The Little Red Fort by Brenda Maier, illustrated by Sonia Sánchez
The Little Red Fort
Purchased at a Scholastic Book Fair
I love, love, love the story of The Little Red Hen. Probably because I have a very deep rooted sense of justice and I love to see the selfish farm animals salivating as the Little Red Hen refuses to share her fresh baked bread with them. However, when reading this book out loud to kids (it's part of kindergarten curriculum at my school), this message feels pretty harsh - especially because character education (Excellence, Perseverance, Integrity, Compassion) are a big part of our school culture. As much as I love The Little Red Hen, it leaves a little rattled and unsatisfied at the end. Which is why I LOVE LOVE LOVE The Little Red Fort by Brenda Maier! And, making it even better, Maier's characters are Latinx. My students are almost 90% Latinx and it is always a HUGE treat when I can read them a book where the characters have names like Rodrigo, Oscar, and José because they get SO excited when kids in books have their names. And, of course, I love a book where a girl gets it done.

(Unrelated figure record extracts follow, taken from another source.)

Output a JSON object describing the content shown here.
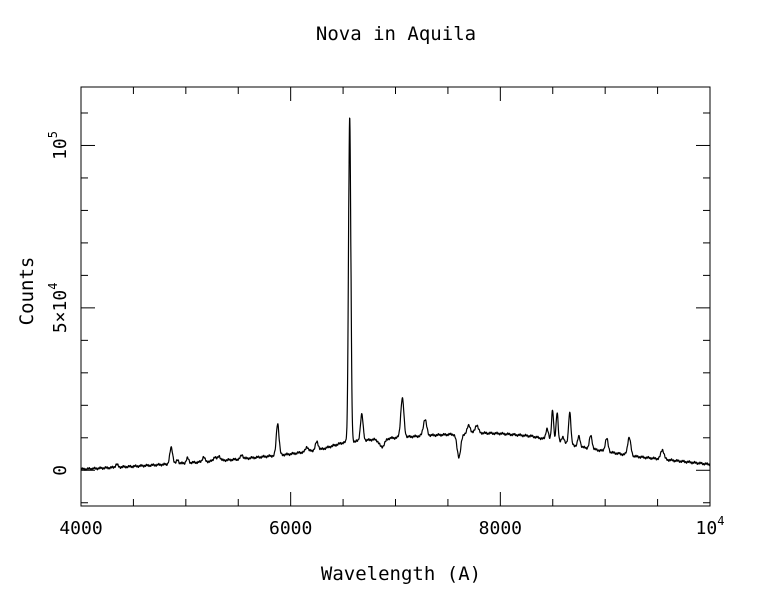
{
  "chart_data": {
    "type": "line",
    "title": "Nova in Aquila",
    "xlabel": "Wavelength (A)",
    "ylabel": "Counts",
    "xlim": [
      4000,
      10000
    ],
    "ylim": [
      -11000,
      118000
    ],
    "grid": false,
    "x_ticks": [
      {
        "value": 4000,
        "base": "4000",
        "sup": ""
      },
      {
        "value": 6000,
        "base": "6000",
        "sup": ""
      },
      {
        "value": 8000,
        "base": "8000",
        "sup": ""
      },
      {
        "value": 10000,
        "base": "10",
        "sup": "4"
      }
    ],
    "y_ticks": [
      {
        "value": 0,
        "base": "0",
        "sup": ""
      },
      {
        "value": 50000,
        "base": "5×10",
        "sup": "4"
      },
      {
        "value": 100000,
        "base": "10",
        "sup": "5"
      }
    ],
    "x_minor_step": 500,
    "y_minor_step": 10000,
    "continuum": [
      [
        4000,
        300
      ],
      [
        4500,
        1200
      ],
      [
        5000,
        2200
      ],
      [
        5500,
        3400
      ],
      [
        6000,
        5000
      ],
      [
        6300,
        6500
      ],
      [
        6500,
        8500
      ],
      [
        6800,
        9500
      ],
      [
        7000,
        10000
      ],
      [
        7300,
        10700
      ],
      [
        7500,
        11000
      ],
      [
        7800,
        11500
      ],
      [
        8000,
        11300
      ],
      [
        8300,
        10500
      ],
      [
        8500,
        9000
      ],
      [
        8800,
        7000
      ],
      [
        9000,
        5800
      ],
      [
        9300,
        4200
      ],
      [
        9600,
        3200
      ],
      [
        10000,
        1800
      ]
    ],
    "emission_lines": [
      {
        "x": 4340,
        "flux": 900,
        "width": 12
      },
      {
        "x": 4861,
        "flux": 5000,
        "width": 14
      },
      {
        "x": 4922,
        "flux": 1200,
        "width": 10
      },
      {
        "x": 5016,
        "flux": 1500,
        "width": 12
      },
      {
        "x": 5169,
        "flux": 1500,
        "width": 12
      },
      {
        "x": 5276,
        "flux": 1300,
        "width": 12
      },
      {
        "x": 5317,
        "flux": 1500,
        "width": 12
      },
      {
        "x": 5535,
        "flux": 1200,
        "width": 12
      },
      {
        "x": 5876,
        "flux": 9800,
        "width": 13
      },
      {
        "x": 6155,
        "flux": 1500,
        "width": 12
      },
      {
        "x": 6250,
        "flux": 2500,
        "width": 14
      },
      {
        "x": 6563,
        "flux": 100000,
        "width": 11
      },
      {
        "x": 6678,
        "flux": 8000,
        "width": 13
      },
      {
        "x": 7065,
        "flux": 12000,
        "width": 15
      },
      {
        "x": 7281,
        "flux": 5000,
        "width": 16
      },
      {
        "x": 7700,
        "flux": 2500,
        "width": 15
      },
      {
        "x": 7774,
        "flux": 2500,
        "width": 15
      },
      {
        "x": 8446,
        "flux": 3500,
        "width": 12
      },
      {
        "x": 8498,
        "flux": 9500,
        "width": 10
      },
      {
        "x": 8542,
        "flux": 9000,
        "width": 10
      },
      {
        "x": 8598,
        "flux": 2000,
        "width": 12
      },
      {
        "x": 8662,
        "flux": 10000,
        "width": 11
      },
      {
        "x": 8750,
        "flux": 3000,
        "width": 12
      },
      {
        "x": 8863,
        "flux": 4000,
        "width": 13
      },
      {
        "x": 9014,
        "flux": 4000,
        "width": 14
      },
      {
        "x": 9229,
        "flux": 5500,
        "width": 15
      },
      {
        "x": 9546,
        "flux": 3000,
        "width": 15
      }
    ],
    "absorption_features": [
      {
        "x": 6870,
        "depth": 2500,
        "width": 25
      },
      {
        "x": 7605,
        "depth": 7000,
        "width": 18
      }
    ]
  }
}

Ruby decides to build a fort and, every step of the way, asks her brothers for help. Met with disdain and indifference, Ruby gets help with sawing, hammering and more from her mother and her abuela. Echoing the original story, Maier has a catchy refrain that the brothers repeat every time Ruby asks for help, "'Not me,' said Oscar Lee. 'I don't think so,' said Rodrigo. 'No way," said José. 'I'm too busy.'"
Maier finds a way to end her story that is satisfying and organic to the plot. When Ruby finishes her fort and tells her brothers that they can't play in it, they try to keep up their indifference. In the end, they each do or make something that adds to the fort, painting, making a mailbox and planters. And, together, the whole family enjoys chocolate cookies in the little red fort!
Sánchez's illustrations are filled with texture, pattern, detail and playfulness. And emotion! Seemingly, with only a few lines, Ruby experiences a range of feelings over the course of the story, from intense thought to frustration to elation.